Genetic and archaeological evidence indicates that the species descends from a population of the mainland gray fox that arrived on the islands around 7,300 years ago, possibly due to having been introduced to the islands by humans. Humans are almost certainly responsible for their presence on the southern islands. The species is around 25% smaller than its mainland ancestor, an example of insular dwarfism.

Because the island fox is geographically isolated, it has not acquired immunity to parasites and diseases brought in from the mainland and is especially vulnerable to those that the domestic dog (Canis familiaris) may carry. In addition, predation by the golden eagle (Aquila chrysaetos) and human activities devastated fox numbers on several of the Channel Islands in the 1990s. Four island fox subspecies were federally protected as an endangered species in 2004, and efforts to rebuild fox populations and restore the ecosystems of the Channel Islands are being undertaken. Radio collars are being attached to foxes in an effort to track and locate the young foxes. To date these efforts have been largely successful.
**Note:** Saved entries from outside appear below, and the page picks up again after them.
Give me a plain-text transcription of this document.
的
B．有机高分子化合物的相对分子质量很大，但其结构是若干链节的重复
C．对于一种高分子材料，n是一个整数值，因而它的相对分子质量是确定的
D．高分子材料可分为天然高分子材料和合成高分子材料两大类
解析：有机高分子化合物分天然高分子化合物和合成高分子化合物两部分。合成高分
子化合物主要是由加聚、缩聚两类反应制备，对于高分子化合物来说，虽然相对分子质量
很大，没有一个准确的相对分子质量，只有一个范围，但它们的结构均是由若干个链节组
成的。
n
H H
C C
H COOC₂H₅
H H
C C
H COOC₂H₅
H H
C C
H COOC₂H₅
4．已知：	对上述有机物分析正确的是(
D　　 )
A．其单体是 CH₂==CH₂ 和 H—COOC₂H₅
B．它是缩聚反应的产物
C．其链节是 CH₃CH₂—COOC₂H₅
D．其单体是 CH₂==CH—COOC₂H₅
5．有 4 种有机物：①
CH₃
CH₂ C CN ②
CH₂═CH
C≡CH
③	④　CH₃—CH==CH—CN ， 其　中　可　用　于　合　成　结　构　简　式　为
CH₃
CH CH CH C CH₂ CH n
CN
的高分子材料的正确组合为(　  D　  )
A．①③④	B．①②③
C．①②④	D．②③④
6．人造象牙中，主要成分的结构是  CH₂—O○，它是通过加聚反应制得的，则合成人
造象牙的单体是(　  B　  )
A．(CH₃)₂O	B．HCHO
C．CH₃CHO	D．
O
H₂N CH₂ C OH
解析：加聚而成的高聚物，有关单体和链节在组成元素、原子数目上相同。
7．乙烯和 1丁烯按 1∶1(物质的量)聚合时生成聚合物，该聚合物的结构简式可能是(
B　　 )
There are six subspecies of the island fox, each of which is native to a specific Channel Island, and which evolved there independently of the others. The subspecies are:
- U. l. littoralis (the nominate subspecies) of San Miguel Island,
- U. l. dickeyi of San Nicolas Island,
- U. l. catalinae of Santa Catalina Island,
- U. l. clementae of San Clemente Island,
- U. l. santacruzae of Santa Cruz Island, and
- U. l. santarosae of Santa Rosa Island.

Foxes from each island are capable of interbreeding, but have genetic and phenotypic distinctions that make them unique; for example, some subspecies have differing numbers of tail vertebrae. The fox did not persist on the two smallest islands. On Anacapa Island because it has no reliable source of fresh water; and on Santa Barbara Island which is too small to support the food needs of a viable fox population.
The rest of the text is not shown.